Chinese New Year – 31/01: If your year hasn’t started in the Wong Tai Sin temple, the first thing to do is head there right away. The evening is reserved to one of the most popular events in Hong Kong, the International Chinese New Year Night Parade. The harbor becomes a big party dotted by local and international performers and brightly colored floats. You can book a place at the spectator stands, with tickets between HK$300 and HK$400 (between $40 and $51), or just watch the parade for free in the streets as it passes you.
Chinese New Year Day 2 – 01/02: The highlight of the second say of the Chinese New Year is Victoria Harbor, where the night skies will be set ablaze by a splendid display of fireworks.

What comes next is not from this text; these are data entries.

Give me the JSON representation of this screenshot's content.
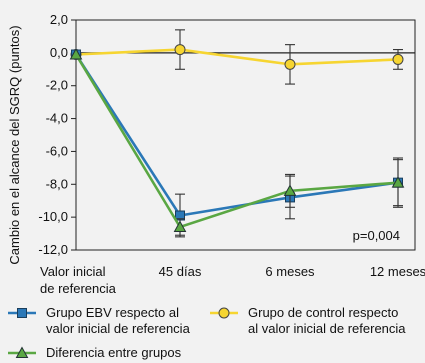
{
  "chart_data": {
    "type": "line",
    "ylabel": "Cambio en el alcance del SGRQ (puntos)",
    "categories": [
      "Valor inicial de referencia",
      "45 días",
      "6 meses",
      "12 meses"
    ],
    "x_tick_lines": [
      [
        "Valor inicial",
        "de referencia"
      ],
      [
        "45 días"
      ],
      [
        "6 meses"
      ],
      [
        "12 meses"
      ]
    ],
    "y_ticks": [
      "2,0",
      "0,0",
      "-2,0",
      "-4,0",
      "-6,0",
      "-8,0",
      "-10,0",
      "-12,0"
    ],
    "ylim": [
      -12,
      2
    ],
    "reference_line": 0,
    "annotation": "p=0,004",
    "series": [
      {
        "name": "Grupo EBV respecto al valor inicial de referencia",
        "legend_lines": [
          "Grupo EBV respecto al",
          "valor inicial de referencia"
        ],
        "marker": "square",
        "color": "#2b78b7",
        "values": [
          -0.1,
          -9.9,
          -8.8,
          -7.9
        ],
        "error": [
          0,
          1.3,
          1.3,
          1.4
        ]
      },
      {
        "name": "Grupo de control respecto al valor inicial de referencia",
        "legend_lines": [
          "Grupo de control respecto",
          "al valor inicial de referencia"
        ],
        "marker": "circle",
        "color": "#f6d531",
        "values": [
          -0.1,
          0.2,
          -0.7,
          -0.4
        ],
        "error": [
          0,
          1.2,
          1.2,
          0.6
        ]
      },
      {
        "name": "Diferencia entre grupos",
        "legend_lines": [
          "Diferencia entre grupos"
        ],
        "marker": "triangle",
        "color": "#5aa743",
        "values": [
          -0.1,
          -10.6,
          -8.4,
          -7.9
        ],
        "error": [
          0,
          0.5,
          1.0,
          1.5
        ]
      }
    ],
    "grid": false,
    "legend_position": "bottom"
  }
}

Chinese New Year Day 3 – 02/02: Superstition says that on the third day of the Chinese New Year, one is likely to get into an argument. The solution? Avoid short fused people, and head straight to Che Kung temple for a divine help to keep things cool. In the evening, the hot spot is the racing track, where locals and foreigners alike gather to watch the horse races.
Chinese New Year Day 4 – 03/02: On the fourth, the normal opening hours finally resume and you can hit all the regular shops as you would in any other day. The night is special for football (or soccer, you choose) fans as the Lunar New Year Cup finals take place.
Chinese New Year Day 7 – 06/02: Here’s an interesting one – the seventh day of the Chinese year, ‘renri’, is the average person’s birthday. How to celebrate it? Treat yourself, and wish yourself and everyone you meet a happy birthday!
Chinese New Year Day 15 – 14/02: The last day of the Chinese New Year celebrations is marked by the Spring Lantern Festival. Lantern displays, traditional performances and lantern riddle contests go on and on, closing the celebrations in style.